Section: Application Domains
Development of a heart ventricle vessel generation model for perfusion analysis
Participant: Hugues Talbot (collaboration with L. Najman ESIEE Paris, I. Vignon-Clementel, REO Team leader, Inria, Charles Taylor, Heartflow Inc.)
Cardio-vascular diseases are the leading cause of mortality in the world. Understanding these diseases is a current, challenging and essential research project. The leading cause of heart malfunction are stenoses causing ischemia in the coronary vessels. Current CT and MRI technology can assess coronary diseases but are typically invasive, requiring catheterization and relatively toxic contrast agents injection. In collaboration with the REO team headed by Irène Vignon-Clementel, and Heartflow, a US based company, we have in the past worked to use image-based exams only, limiting the use of contrast agents and in many cases eliminating catheterisation. Heartflow is current the market leader in non-invasive coronary exams.
Unfortunately, current imaging technology is unable to assess the full length of coronary vessels. CT is limited to a resolution of about 1mm, whereas coronary vessels can be much smaller, down to about 10 micrometers in diameter. Blood perfusion throughout the heart muscle can provide insight regarding coronary health in areas that CT or MRI cannot assess. Perfusion imaging with PET or a Gamma camera, the current gold standard, is an invasive technology requiring the use of radioactive tracers.

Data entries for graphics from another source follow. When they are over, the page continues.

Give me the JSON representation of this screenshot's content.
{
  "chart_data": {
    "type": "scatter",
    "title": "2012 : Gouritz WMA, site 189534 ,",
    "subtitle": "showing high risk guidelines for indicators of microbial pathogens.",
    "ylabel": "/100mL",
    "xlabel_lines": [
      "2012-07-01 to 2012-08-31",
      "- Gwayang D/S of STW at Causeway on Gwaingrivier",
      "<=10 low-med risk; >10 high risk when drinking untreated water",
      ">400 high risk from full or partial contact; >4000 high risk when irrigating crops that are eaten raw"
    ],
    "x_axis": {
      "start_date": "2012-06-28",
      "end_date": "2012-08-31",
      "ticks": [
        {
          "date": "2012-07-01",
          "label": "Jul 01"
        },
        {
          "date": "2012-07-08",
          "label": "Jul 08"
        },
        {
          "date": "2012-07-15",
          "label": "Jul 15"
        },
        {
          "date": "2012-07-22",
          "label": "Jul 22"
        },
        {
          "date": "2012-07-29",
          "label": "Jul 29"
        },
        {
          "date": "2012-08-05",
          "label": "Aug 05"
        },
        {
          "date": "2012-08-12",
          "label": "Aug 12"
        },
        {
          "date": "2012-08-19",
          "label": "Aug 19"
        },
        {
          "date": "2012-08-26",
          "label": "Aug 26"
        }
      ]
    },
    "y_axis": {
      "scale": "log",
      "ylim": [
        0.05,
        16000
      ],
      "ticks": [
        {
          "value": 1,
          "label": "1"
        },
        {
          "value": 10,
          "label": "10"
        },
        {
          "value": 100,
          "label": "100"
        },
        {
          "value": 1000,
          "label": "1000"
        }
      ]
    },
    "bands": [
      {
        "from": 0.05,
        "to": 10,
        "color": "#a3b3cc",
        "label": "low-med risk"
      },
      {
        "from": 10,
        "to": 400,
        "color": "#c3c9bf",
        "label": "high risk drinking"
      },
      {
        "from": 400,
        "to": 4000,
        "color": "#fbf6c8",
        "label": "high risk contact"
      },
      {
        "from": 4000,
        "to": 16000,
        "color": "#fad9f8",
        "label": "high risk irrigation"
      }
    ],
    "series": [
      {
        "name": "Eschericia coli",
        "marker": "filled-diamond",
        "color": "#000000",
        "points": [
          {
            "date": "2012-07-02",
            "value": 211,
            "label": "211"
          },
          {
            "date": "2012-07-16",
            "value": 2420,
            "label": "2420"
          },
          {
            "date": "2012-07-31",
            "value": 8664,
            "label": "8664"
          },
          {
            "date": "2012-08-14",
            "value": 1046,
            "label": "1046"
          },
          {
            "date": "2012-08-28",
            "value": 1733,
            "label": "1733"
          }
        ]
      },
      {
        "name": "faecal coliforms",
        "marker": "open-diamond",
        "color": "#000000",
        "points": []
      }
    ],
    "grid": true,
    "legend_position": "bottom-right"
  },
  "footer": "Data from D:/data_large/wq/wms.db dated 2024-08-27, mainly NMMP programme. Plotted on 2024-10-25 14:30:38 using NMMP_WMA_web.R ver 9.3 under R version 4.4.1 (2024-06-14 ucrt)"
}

We have investigated patient-specific vessel generation models together with porous model simulations in order to propose a forward model of perfusion imaging, based on the known patient data, computer flow dynamic simulations as well as experimental data consistent with known vessel and heart muscle physiology. The objective of this work is to both provide a useful, complex forward model of perfusion image generation, and to solve the inverse problem of locating and assessing coronary diseases given a perfusion exam, even though the affected vessels may be too small to be imaged directly.
In 2019, we have produced a functional myocardial perfusion model consisting of the CT-derived segmented coronary vessels, a simulated vessel tree consisting of several thousands of terminal vessels, filling the myocardium in a patient-specific way, consistent with physiology data, physics-based and empirically-observed vessel growth rules, and a porous medium. We have produced a CFD code capable of simulating blood flow in all three coupled compartments, which allows us to simulate perfusion realistically.